Spiral pizza loaf
12
Points®
Total time: 1 hr 5 min • Prep: 30 min • Cook: 35 min • Serves: 6 • Difficulty: Easy


Ingredients
Mushrooms
300 g, thinly sliced
White self-raising flour
1½ cup(s), (225g)
Wholemeal self-raising flour
½ cup(s), (80g)
Reduced fat oil spread
30 g
Skim milk
1 cup(s), (250ml)
Tomato paste
⅓ cup(s), (90g)
Garlic
1 clove(s), crushed
Shortcut bacon
135 g, (buy 6 x 25g slices), fat trimmed, thinly sliced
Dried herbs
1 tsp, mixed
Semi-dried tomatoes
60 g, finely chopped
Green capsicum
1 medium, finely chopped
Extra light cheddar cheese
1½ cup(s), grated, (180g)
Oil spray
1 x 3 second spray(s)
Instructions
1
Preheat oven to 200°C or 180°C fan-forced. Line a baking tray with baking paper. Lightly spray a medium non-stick frying pan with oil and heat over medium-high heat.
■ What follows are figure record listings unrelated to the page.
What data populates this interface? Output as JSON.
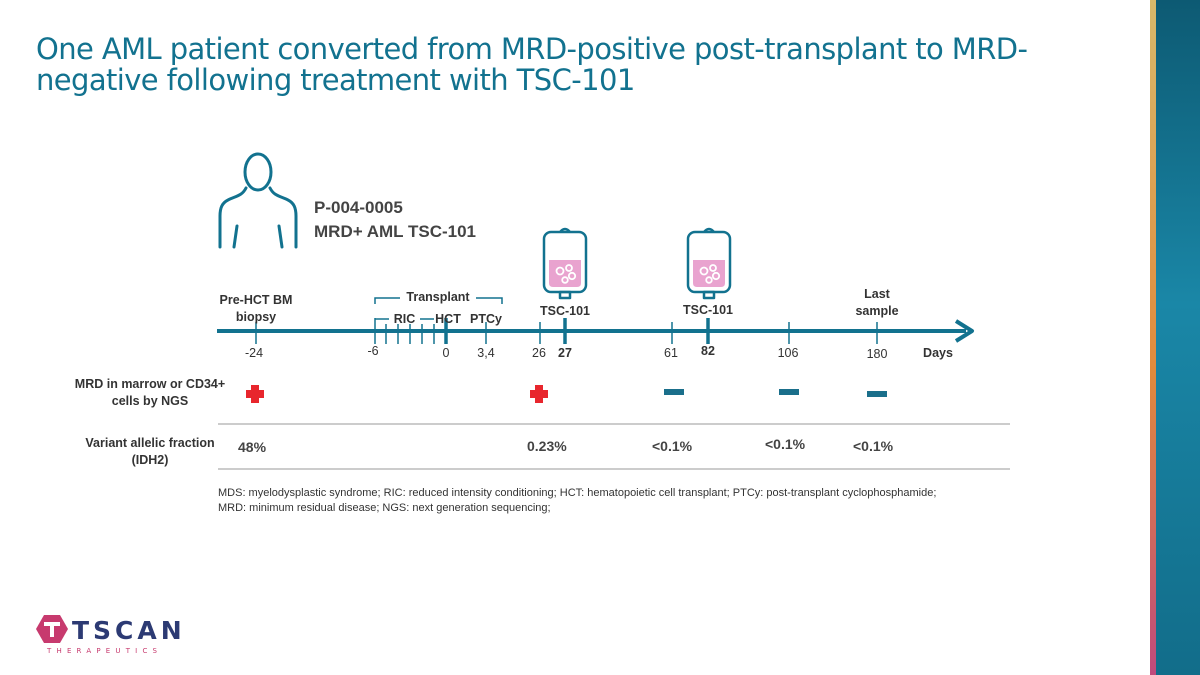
{
  "title": "One AML patient converted from MRD-positive post-transplant to MRD-negative following treatment with TSC-101",
  "patient": {
    "id": "P-004-0005",
    "description": "MRD+ AML TSC-101",
    "icon": "person-outline-icon"
  },
  "timeline": {
    "axis_unit_label": "Days",
    "events": {
      "pre_hct": "Pre-HCT BM biopsy",
      "transplant_group": "Transplant",
      "ric": "RIC",
      "hct": "HCT",
      "ptcy": "PTCy",
      "infusion_1": "TSC-101",
      "infusion_2": "TSC-101",
      "last_sample": "Last sample"
    },
    "day_labels": {
      "d_neg24": "-24",
      "d_neg6": "-6",
      "d0": "0",
      "d34": "3,4",
      "d26": "26",
      "d27": "27",
      "d61": "61",
      "d82": "82",
      "d106": "106",
      "d180": "180"
    },
    "infusion_icon": "iv-bag-icon"
  },
  "mrd_row": {
    "label": "MRD in marrow or CD34+ cells by NGS",
    "results": [
      "positive",
      "positive",
      "negative",
      "negative",
      "negative"
    ]
  },
  "vaf_row": {
    "label": "Variant allelic fraction (IDH2)",
    "values": [
      "48%",
      "0.23%",
      "<0.1%",
      "<0.1%",
      "<0.1%"
    ]
  },
  "footnote": {
    "line1": "MDS: myelodysplastic syndrome; RIC: reduced intensity conditioning; HCT: hematopoietic cell transplant; PTCy: post-transplant cyclophosphamide;",
    "line2": "MRD: minimum residual disease; NGS: next generation sequencing;"
  },
  "logo": {
    "name": "TSCAN",
    "tagline": "THERAPEUTICS"
  },
  "colors": {
    "teal": "#12728f",
    "positive_red": "#e8262d",
    "negative_teal": "#1a6f8b",
    "bag_pink": "#e9a3cf",
    "logo_navy": "#2c3a73",
    "logo_magenta": "#c73a6e"
  }
}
Cook mushrooms, stirring, for 3 minutes or until tender and any liquid has evaporated.
2
Sift flours into a large bowl. Using your fingertips, rub spread into flour until it resembles fine breadcrumbs. Stir in enough milk to form a soft dough. Reserve any remaining milk. Turn dough onto a lightly floured surface and knead until smooth.
3
Roll dough to form a 30cm x 35cm rectangle. Spread dough with paste and sprinkle with garlic, bacon, herbs, tomatoes, mushrooms and capsicum. Reserve 2 tablespoons cheese. Sprinkle remaining cheese over filling. Starting at 1 long end, roll into a log shape. Transfer to prepared tray.
4
Make small shallow cuts across the top of the dough. Brush with reserved milk, then sprinkle with reserved cheese. Bake for 30 minutes or until golden and cooked when tested with a skewer (see note). Serve warm or cold.